O Estado de S. Paulo

 

14/09/2007 - Pressionado pelo governo, o deputado Pompeo de Matos (PDT-RS) recuou e apresentou um novo relatório à Medida Provisória sobre o recadastramento de armas. Em seu texto inicial, Pompeo descaracterizava o Estatuto do Desarmamento, em vigor desde 2003. Na nova versão da MP, que deverá ser votada na terça-feira, o relator prorroga o prazo de recadastramento de armas de fogo até 2 de julho de 2008.

 

Também isenta de teste psicológico e de teste de manejo de armas os proprietários de armas de calibre 22 (de cano raiado) e até calibre 16 (cano liso), além das armas de cano longo de alma lisa calibre 12. Os proprietários dessas armas também ficam isentos do pagamento da taxa de registro e renovação do certificado de registro.

 

Deixou de fazer parte da MP, porém, a possibilidade de policiais civis, militares e federais portarem arma da corporação fora do serviço para se defender. O primeiro relatório ainda autorizava o porte de arma fora do serviço para os guardas prisionais, guardas portuários e auditores e técnicos da Receita Federal.

 

Na primeira proposta, o deputado acatava 48 emendas de parlamentares, incluindo as que ampliavam a concessão do porte de arma para praticamente todas as carreiras do Judiciário, como oficiais de Justiça e seguranças. Incluiu ainda um artigo que isentava de crime o autor de disparo de arma de fogo em via pública, em caso de legítima defesa.

 

O relatório original de Pompeo de Matos causou uma rebelião na bancada aliada, principalmente no PT, que se negou a votar a nova versão que ele apresentou para a medida provisória.
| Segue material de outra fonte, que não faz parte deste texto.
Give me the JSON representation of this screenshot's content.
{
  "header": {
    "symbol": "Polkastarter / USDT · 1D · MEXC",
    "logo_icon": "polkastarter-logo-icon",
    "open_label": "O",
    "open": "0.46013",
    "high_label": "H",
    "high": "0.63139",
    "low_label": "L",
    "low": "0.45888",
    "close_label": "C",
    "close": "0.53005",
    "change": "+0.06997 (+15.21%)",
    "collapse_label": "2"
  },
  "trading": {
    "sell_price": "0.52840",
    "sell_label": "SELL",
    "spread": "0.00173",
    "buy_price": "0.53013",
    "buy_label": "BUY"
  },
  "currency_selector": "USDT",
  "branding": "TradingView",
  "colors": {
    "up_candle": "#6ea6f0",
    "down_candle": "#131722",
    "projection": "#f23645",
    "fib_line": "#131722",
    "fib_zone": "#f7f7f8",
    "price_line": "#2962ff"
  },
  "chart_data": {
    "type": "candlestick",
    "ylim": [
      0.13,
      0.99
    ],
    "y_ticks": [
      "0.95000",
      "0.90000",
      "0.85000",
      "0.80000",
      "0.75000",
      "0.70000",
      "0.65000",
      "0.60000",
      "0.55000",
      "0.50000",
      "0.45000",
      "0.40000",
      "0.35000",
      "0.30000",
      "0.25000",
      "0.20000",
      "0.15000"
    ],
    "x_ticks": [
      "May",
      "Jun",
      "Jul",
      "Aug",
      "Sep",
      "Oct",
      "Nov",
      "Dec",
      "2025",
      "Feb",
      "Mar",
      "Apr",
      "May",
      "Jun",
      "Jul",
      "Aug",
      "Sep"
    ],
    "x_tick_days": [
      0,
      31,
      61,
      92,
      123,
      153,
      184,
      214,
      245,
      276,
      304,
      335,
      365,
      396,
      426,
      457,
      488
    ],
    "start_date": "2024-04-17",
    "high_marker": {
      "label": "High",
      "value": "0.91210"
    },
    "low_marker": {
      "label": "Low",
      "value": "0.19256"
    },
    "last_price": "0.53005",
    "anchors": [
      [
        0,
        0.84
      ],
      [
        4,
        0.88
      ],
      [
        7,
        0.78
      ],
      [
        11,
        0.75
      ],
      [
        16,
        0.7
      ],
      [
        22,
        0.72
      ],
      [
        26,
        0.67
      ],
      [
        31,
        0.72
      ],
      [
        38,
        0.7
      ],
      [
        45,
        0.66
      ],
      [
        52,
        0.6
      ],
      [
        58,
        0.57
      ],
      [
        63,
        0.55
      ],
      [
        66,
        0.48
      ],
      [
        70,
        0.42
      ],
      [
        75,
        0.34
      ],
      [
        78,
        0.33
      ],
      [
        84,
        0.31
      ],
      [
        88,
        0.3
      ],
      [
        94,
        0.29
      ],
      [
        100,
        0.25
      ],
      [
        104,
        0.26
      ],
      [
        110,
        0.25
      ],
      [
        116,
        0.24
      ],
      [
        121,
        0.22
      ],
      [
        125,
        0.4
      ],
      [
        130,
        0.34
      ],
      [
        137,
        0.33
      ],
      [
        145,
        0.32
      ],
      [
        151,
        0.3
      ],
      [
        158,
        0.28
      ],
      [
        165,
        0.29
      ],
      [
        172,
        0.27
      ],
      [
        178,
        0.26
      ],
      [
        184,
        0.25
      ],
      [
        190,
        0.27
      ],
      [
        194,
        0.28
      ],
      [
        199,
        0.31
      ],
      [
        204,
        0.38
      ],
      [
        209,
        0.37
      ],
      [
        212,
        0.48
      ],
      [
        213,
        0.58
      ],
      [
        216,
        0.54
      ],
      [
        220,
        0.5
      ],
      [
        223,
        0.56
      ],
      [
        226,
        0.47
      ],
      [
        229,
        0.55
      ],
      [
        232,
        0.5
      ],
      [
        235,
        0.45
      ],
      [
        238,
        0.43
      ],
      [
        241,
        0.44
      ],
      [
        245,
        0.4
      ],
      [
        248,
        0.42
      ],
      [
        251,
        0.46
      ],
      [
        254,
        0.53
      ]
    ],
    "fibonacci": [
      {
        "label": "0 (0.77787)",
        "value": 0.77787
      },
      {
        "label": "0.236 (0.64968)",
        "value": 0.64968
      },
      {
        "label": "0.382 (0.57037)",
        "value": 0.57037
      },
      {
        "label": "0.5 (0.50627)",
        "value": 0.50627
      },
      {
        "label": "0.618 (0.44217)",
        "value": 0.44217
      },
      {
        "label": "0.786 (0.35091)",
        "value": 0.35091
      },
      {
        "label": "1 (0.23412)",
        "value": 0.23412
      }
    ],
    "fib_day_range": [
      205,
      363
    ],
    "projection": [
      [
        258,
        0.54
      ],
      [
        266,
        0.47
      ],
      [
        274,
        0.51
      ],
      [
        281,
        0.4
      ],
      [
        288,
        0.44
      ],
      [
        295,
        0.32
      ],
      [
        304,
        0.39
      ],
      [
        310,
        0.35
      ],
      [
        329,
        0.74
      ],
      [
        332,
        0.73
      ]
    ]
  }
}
Mesmo em outros partidos, a reação foi negativa. "Entre 100 mil e 150 mil pessoas passarão a poder portar arma", observou o deputado Raul Jungmann (PPS-PE). "Essa medida provisória rasga o Estatuto do Desarmamento. É para ser festejada pelo crime organizado e pela violência".

 

Para não ser derrotado, Pompeo fechou um acordo com o governo. Concordou em mudar o relatório, deixando-o com poucas modificações. Em troca, o Planalto se comprometeu a indicá-lo como relator de um projeto de lei que será enviado ao Congresso, com sugestões de alterações no Estatuto do Desarmamento.

 

Taxas

 

O valor das taxas de registro de arma e de renovação de certificado cai de R$ 300 para R$ 60 - como já previa a proposta enviada preliminarmente pelo governo ao Congresso. O relator adotou, no entanto, valores diferenciados de taxas conforme o período de recadastramento: quem renovar o registro até 31 de dezembro pagará R$ 30. Se isso for feito entre 1º de janeiro e 30 de abril, a cobrança passa para R$ 45. Quem deixar o recadastramento para o final pagará R$ 60. O valor para a expedição e a renovação de porte de arma de fogo ficou em R$ 500 - o Executivo sugeria R$ 1 mil.